The grade of LV (left ventricle) function refers to the actual physiological performance of the left ventricle which can often, but not
always correlate to the degree of symptoms. LV function is measured by ejection fraction, which measures the percentage of blood in the
left ventricle that is pumped out. In other words, if 60% of the blood in the left ventricle is pumped out as the heart beats and 40%
remains in the left ventricle, the ejection fraction would be 60%.
LV function can be graded, with Grade I referring to healthy ventricular function (with an ejection fraction ≥55%) and a Grade IV
referring to severely reduced ventricular function (with an ejection fraction ≤30%). As mentioned before, someone may have a severely
weakened and impaired Grade IV ventricle with minimal symptoms (NYHA Class I or II). Likewise, a patient may have a relatively healthy LV
function but still experience NYHA Class III or IV symptoms.
Types of Heart Failure
Heart failure can affect either side of the heart:
The left side of the heart is responsible for pumping blood to the body that came from the lungs. During left sided heart
failure, the heart muscle can’t pump blood sufficiently to the body, leaving fluid backed up in the lungs. This can cause a
shortness of breath and fluid buildup. Because the left heart is not pumping blood effectively enough to the rest of the body
including the brain, left-sided heart failure can cause fatigue and dizziness, and sometimes confusion.
The right side of the heart is responsible for pumping blood to the lungs that came from the body. Right sided heart failure is sometimes
caused by left-sided heart failure because the backed up blood in the lungs forces the right side of the heart to pump harder than it
normally would to compensate. This additional stress can result in damage and weakness (or failure) or the right side of the heart.
Blood can therefore become backed up in the body, resulting in swelling of blood in the legs and ankles, abdomen and GI tract.
Wondering why the image is reversed?
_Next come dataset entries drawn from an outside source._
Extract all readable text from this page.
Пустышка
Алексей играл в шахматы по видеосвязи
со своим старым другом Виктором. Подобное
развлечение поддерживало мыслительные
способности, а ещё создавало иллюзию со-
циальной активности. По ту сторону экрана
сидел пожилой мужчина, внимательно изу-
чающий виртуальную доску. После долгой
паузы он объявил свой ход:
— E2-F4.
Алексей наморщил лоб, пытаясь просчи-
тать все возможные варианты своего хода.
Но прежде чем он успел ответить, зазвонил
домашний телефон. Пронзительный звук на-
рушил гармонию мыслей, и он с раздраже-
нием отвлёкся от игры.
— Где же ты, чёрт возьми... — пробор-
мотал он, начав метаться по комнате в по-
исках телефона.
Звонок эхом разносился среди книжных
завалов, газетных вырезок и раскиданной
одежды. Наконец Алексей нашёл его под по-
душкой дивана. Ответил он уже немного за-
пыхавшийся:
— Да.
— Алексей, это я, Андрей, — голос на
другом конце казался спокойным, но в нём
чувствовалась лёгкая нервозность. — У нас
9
This is because our reference frame is from an outside point of reference, looking in.
There are two major types of heart failure which are very different and thus require different treatment:
HFpEF (Diastolic) Heart Failure
HFreF (Systolic) Heart Failure
HFreF (Systolic) Heart Failure (also known as Heart Failure with Reduced Ejection Fraction) is when the heart muscle loses the
ability to pump with enough muscle power or force. This type of heart failure is more common and occurs when the heart muscle is
weak, thin and enlarged.
HFpEF (Diastolic) Heart Failure (also known as Heart Failure with Preserved Ejection Fraction) is when the heart muscle contracts
normally and can still be strong enough to force blood out of the ventricle normally. However, due to stiffness and thicker walls,
the left ventricle loses the ability to relax normally during the resting period between each heartbeat. This means that less blood
is able to fill the heart, leading to less blood being pumped out to organs in the body
Note: Ejection Fraction is a measure of the percentage of blood in the ventricles that the heart pumps out. In Systolic heart failure,
the ventricle is typically filled up with blood, but due to muscle weakness it is unable to pump out all of the blood.